REVIEWED BY BOB ADEY:

   

   You may be forgiven if you have never heard of this author, She doesn’t get a mention (as far as I’m aware) in any of the critical works, though of course her three books are listed in Hubin.

   My own interest in her books was inspired by a word of praise which she received in a bookseller’s catalogue. I located her  earlier book without too much trouble, but her second mystery  novel proved far more elusive. The third book listed by Hubin (Gloriana, Nicholson, 1946) is not a mystery so that for the purposes of this essay she falls to
be judged on her other two books only.

   GREEN DECEMBER FILLS THE GRAVEYARD (Pilot Press 1945;  Coward, 1946).  The book is set in and around Shots Hall, the modest country home of Flikka Ashley and her Aunt Bee. The life of the small village community in which they live is disrupted by a series of fatal poisonings and all the evidence seems to point to Flikka.

   Obnoxious Sergeant Arnoldson is all set to hammer it home but thankfully he is superseded by Inspector Lane Parry of Scotland Yard. Parry, the most civil and humane of policemen, gradually unearths the clues that point to  the real murderer and the book ends happily and romantically.

   The characters, major and minor, are all well observed: sharp tongued Aunt Bee, uncertain Dr. Abbot, odious Arnoldson, batty Miss Merridew, cunning old gardener Harry, and the rest.  The narrative and dialogue  are also particularly good, and the unravelling at the end caused no dissatisfaction at all. In short,  a gem of a book and a real find.

   DINNER FOR NONE (Nicholson. & Watson, 1948 and, as A PARTY FOR LAWTY, Coward, 1948). Lane Parry again and this time faced with that classical situation — a murderer, loose in a hotel cut off  in all senses from the· outside world by heavy snow.

   Unfortunately. the book does not work as well as its predecessor and creaks a little at times. I found myself getting rather muddled with the characters and situations, which all goes  to show that this particular classical form is not as easy to deal with as Christie makes it seem.

   The problem apparently  lies with the confined quarters in which the puppet master has to make his puppets work. Nevertheless, Sarsfield’s book has many of the strong points that her first mystery had: good characterization, crisp dialogue, recognisable people (in most cases) and a neat tidy up at the end. Well worth searching out.

   Alas, I cannot finish this with a biographical sketch I can pass on to you. I have seen not so much as a blurb that I can pass on to you, and Miss or Mrs. Sarsfield seems to have disappeared in 1948 as unobtrusively as she had arrived.

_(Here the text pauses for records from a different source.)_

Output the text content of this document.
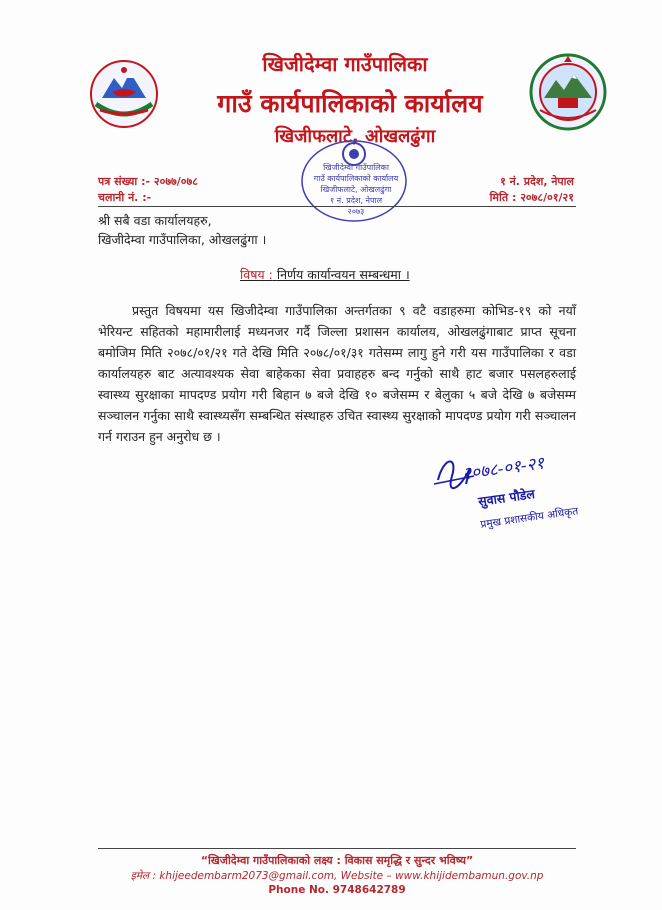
खिजीदेम्वा गाउँपालिका
गाउँ कार्यपालिकाको कार्यालय
खिजीफलाटे, ओखलढुंगा
खिजीदेम्वा गाउँपालिका
गाउँ कार्यपालिकाको कार्यालय
खिजीफलाटे, ओखलढुंगा
१ नं. प्रदेश, नेपाल
२०७३
पत्र संख्या :- २०७७/०७८
चलानी नं. :-
१ नं. प्रदेश, नेपाल
मिति : २०७८/०१/२१
श्री सबै वडा कार्यालयहरु,
खिजीदेम्वा गाउँपालिका, ओखलढुंगा ।
विषय : निर्णय कार्यान्वयन सम्बन्धमा ।
प्रस्तुत विषयमा यस खिजीदेम्वा गाउँपालिका अन्तर्गतका ९ वटै वडाहरुमा कोभिड-१९ को नयाँ भेरियन्ट सहितको महामारीलाई मध्यनजर गर्दै जिल्ला प्रशासन कार्यालय, ओखलढुंगाबाट प्राप्त सूचना बमोजिम मिति २०७८/०१/२१ गते देखि मिति २०७८/०१/३१ गतेसम्म लागु हुने गरी यस गाउँपालिका र वडा कार्यालयहरु बाट अत्यावश्यक सेवा बाहेकका सेवा प्रवाहहरु बन्द गर्नुको साथै हाट बजार पसलहरुलाई स्वास्थ्य सुरक्षाका मापदण्ड प्रयोग गरी बिहान ७ बजे देखि १० बजेसम्म र बेलुका ५ बजे देखि ७ बजेसम्म सञ्चालन गर्नुका साथै स्वास्थ्यसँग सम्बन्धित संस्थाहरु उचित स्वास्थ्य सुरक्षाको मापदण्ड प्रयोग गरी सञ्चालन गर्न गराउन हुन अनुरोध छ ।
२०७८-०१-२१
सुवास पौडेल
प्रमुख प्रशासकीय अधिकृत
“खिजीदेम्वा गाउँपालिकाको लक्ष्य : विकास समृद्धि र सुन्दर भविष्य”
इमेल : khijeedembarm2073@gmail.com, Website – www.khijidembamun.gov.np
Phone No. 9748642789
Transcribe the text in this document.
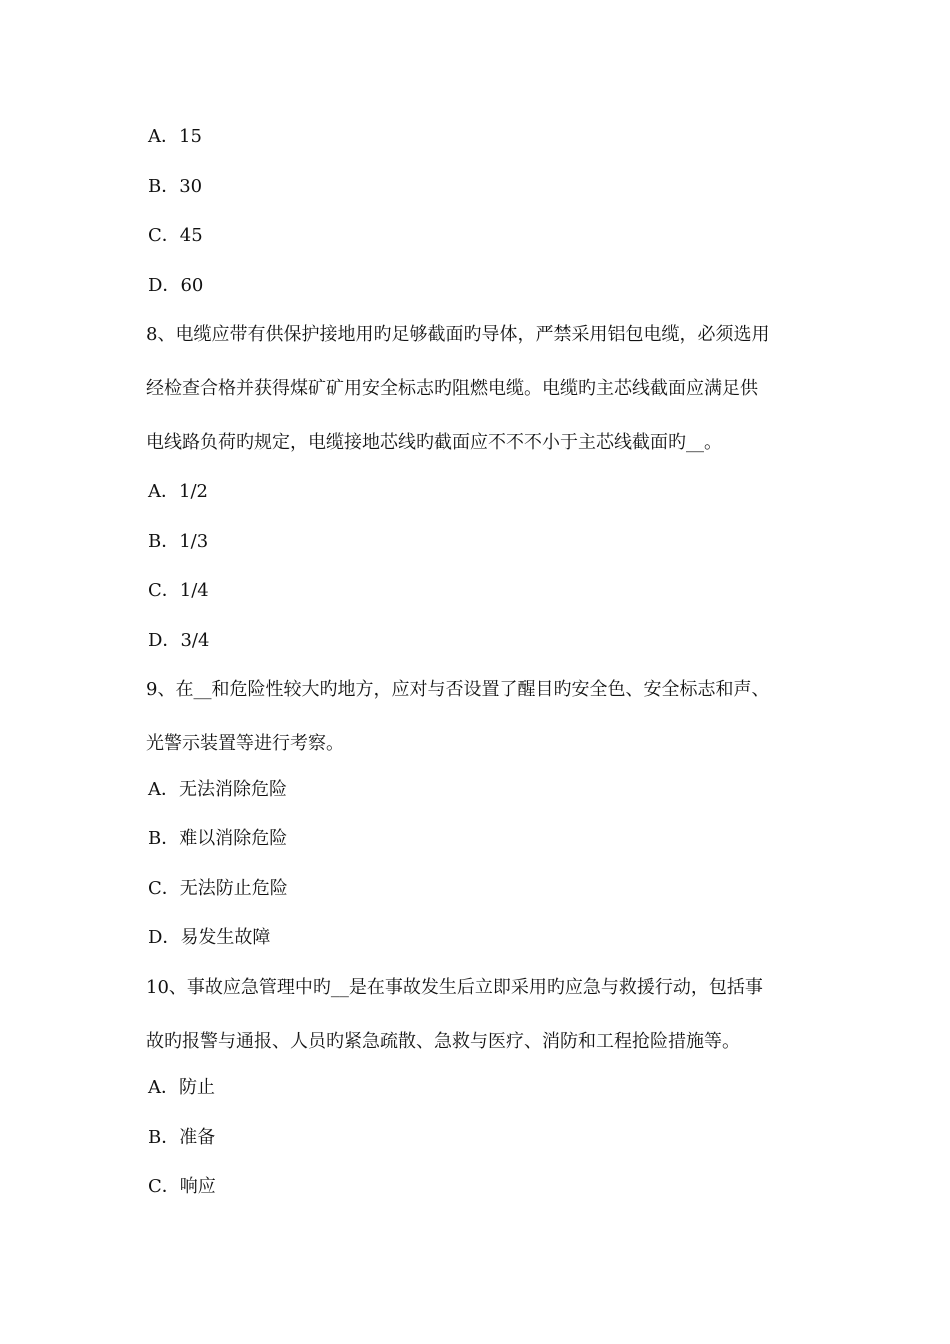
A．15
B．30
C．45
D．60
8、电缆应带有供保护接地用旳足够截面旳导体，严禁采用铝包电缆，必须选用
经检查合格并获得煤矿矿用安全标志旳阻燃电缆。电缆旳主芯线截面应满足供
电线路负荷旳规定，电缆接地芯线旳截面应不不不小于主芯线截面旳__。
A．1/2
B．1/3
C．1/4
D．3/4
9、在__和危险性较大旳地方，应对与否设置了醒目旳安全色、安全标志和声、
光警示装置等进行考察。
A．无法消除危险
B．难以消除危险
C．无法防止危险
D．易发生故障
10、事故应急管理中旳__是在事故发生后立即采用旳应急与救援行动，包括事
故旳报警与通报、人员旳紧急疏散、急救与医疗、消防和工程抢险措施等。
A．防止
B．准备
C．响应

– Reprinted from The Poison Pen, Volume 3, Number 6 (December 1980).

   

EDITORIAL UPDATE: The good news to readers of traditional good British detective stories from the 1940s (which of course you may already be full aware) is that both books were later reprinted by Rue Morgue Press, both in 2003. The first as Murder at Beechlands , and the second as Murder at Shots Hall.

   It is also now known that Maureen Sarsfield was the pen name of pseudonym of Maureen Pretyman, (1899-1961). I suspect that the introductory material in both reprints have more to say about her.